Urgences : l'hôpital de Saint-Brieuc sous tensions

Que se passe-t-il à l'hôpital de Saint-Brieuc dans les Côtes-d'Armor ? 120 médecins ont démissionné : ils ne veulent plus participer à la commission médicale de l'établissement. Par ailleurs, le personnel soignant tire la sonnette d'alarme sur la situation aux urgences.

France 2

C'est le plus grand service d'urgence adulte de Bretagne. 64 000 personnes passent les portes de l'hôpital de Saint-Brieuc (Côtes-d'Armor) chaque année. Dans cet établissement, les agressions physiques et verbales sont quotidiennes. De nombreux soignants en ont été victimes ces derniers mois et acceptent de témoigner pour France 2. Fanny Le Duc est infirmière. "J'ai reçu un coup de poing au niveau du visage qui m'a fait tomber en arrière, j'ai fini contre un mur donc du coup j'ai eu une plaie au niveau de la lèvre, une entorse de cervicale, une fracture au niveau du doigt et une contusion au niveau du poignet", détaille-t-elle. Pour Franck Le Lagadec, aide-soignant, les menaces de mort sont monnaie courante. Depuis le début de l'année, 115 actes de violence ont été recensés à l'hôpital de Saint-Brieuc. Certains soignants ont même envisagé de partir, de changer de métier. Face à ces agressions, ils se sentent menacés tous les jours.

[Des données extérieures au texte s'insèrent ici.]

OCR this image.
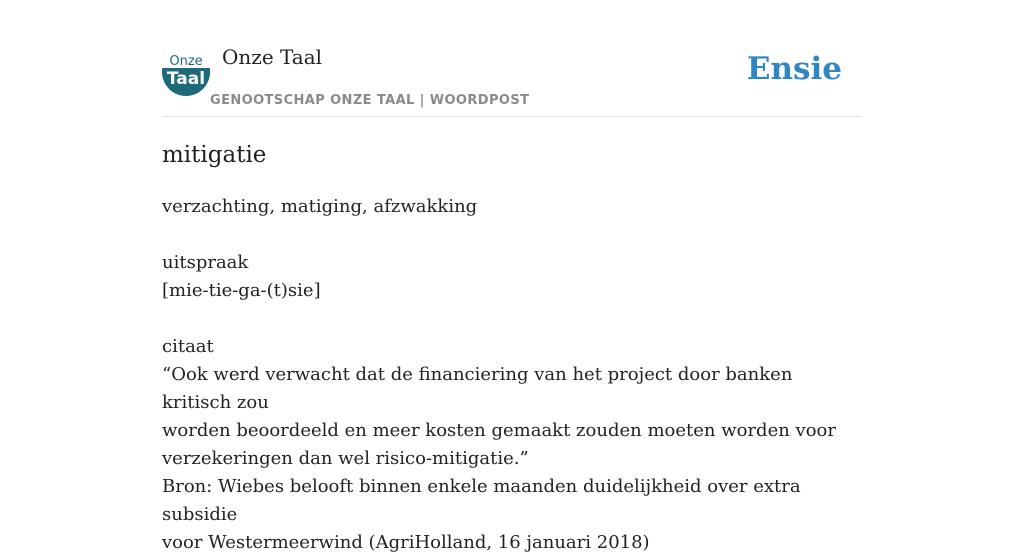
Onze
Taal
Onze Taal
GENOOTSCHAP ONZE TAAL | WOORDPOST
Ensie
mitigatie

verzachting, matiging, afzwakking

uitspraak

[mie-tie-ga-(t)sie]

citaat

“Ook werd verwacht dat de financiering van het project door banken kritisch zou

worden beoordeeld en meer kosten gemaakt zouden moeten worden voor

verzekeringen dan wel risico-mitigatie.”

Bron: Wiebes belooft binnen enkele maanden duidelijkheid over extra subsidie

voor Westermeerwind (AgriHolland, 16 januari 2018)
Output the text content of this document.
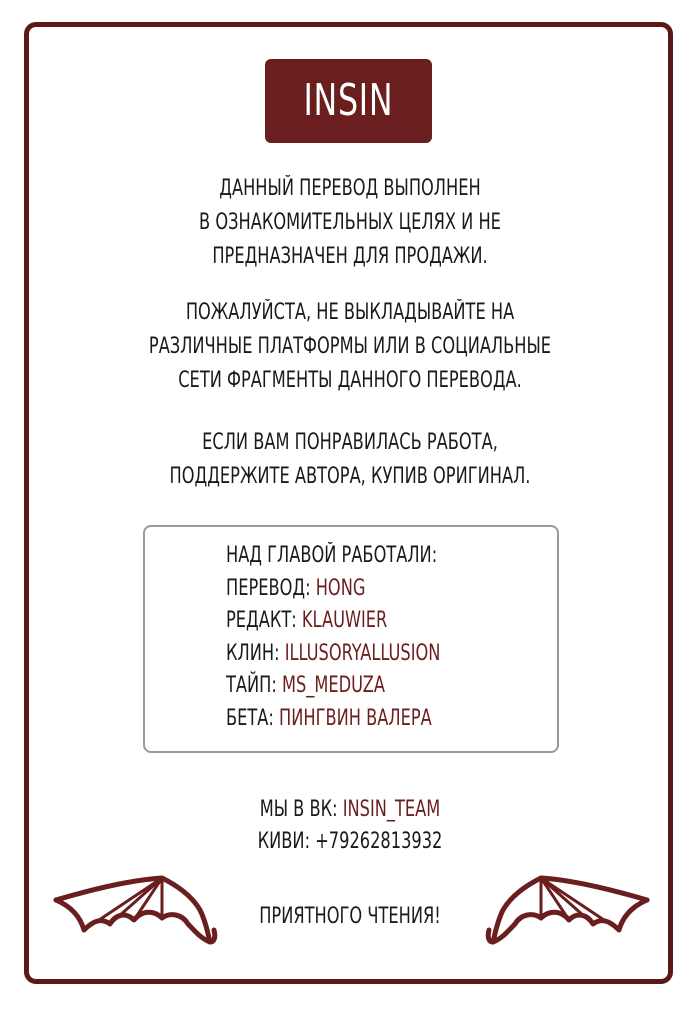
INSIN
ДАННЫЙ ПЕРЕВОД ВЫПОЛНЕН
В ОЗНАКОМИТЕЛЬНЫХ ЦЕЛЯХ И НЕ
ПРЕДНАЗНАЧЕН ДЛЯ ПРОДАЖИ.
ПОЖАЛУЙСТА, НЕ ВЫКЛАДЫВАЙТЕ НА
РАЗЛИЧНЫЕ ПЛАТФОРМЫ ИЛИ В СОЦИАЛЬНЫЕ
СЕТИ ФРАГМЕНТЫ ДАННОГО ПЕРЕВОДА.
ЕСЛИ ВАМ ПОНРАВИЛАСЬ РАБОТА,
ПОДДЕРЖИТЕ АВТОРА, КУПИВ ОРИГИНАЛ.
НАД ГЛАВОЙ РАБОТАЛИ:
ПЕРЕВОД: HONG
РЕДАКТ: KLAUWIER
КЛИН: ILLUSORYALLUSION
ТАЙП: MS_MEDUZA
БЕТА: ПИНГВИН ВАЛЕРА
МЫ В ВК: INSIN_TEAM
КИВИ: +79262813932
ПРИЯТНОГО ЧТЕНИЯ!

Les urgentistes réclament la présence d'un agent de sûreté

Selon les chiffres nationaux, les services d'urgence sont les plus touchés par les violences. Des faits aggravés par l'alcool ou les drogues, mais aussi par les délais d'attente ou le manque de personnel. Les urgentistes réclament des mesures comme la présence d'un agent de sûreté à la porte du service. La direction, elle, préfère insister sur d'autres mesures préventives comme un sas d'entrée et des caméras de surveillance. Aujourd'hui, l'hôpital de Saint-Brieuc annonce la création d'un groupe de réflexion pour réfléchir à l'embauche un agent de sécurité dans les prochains mois.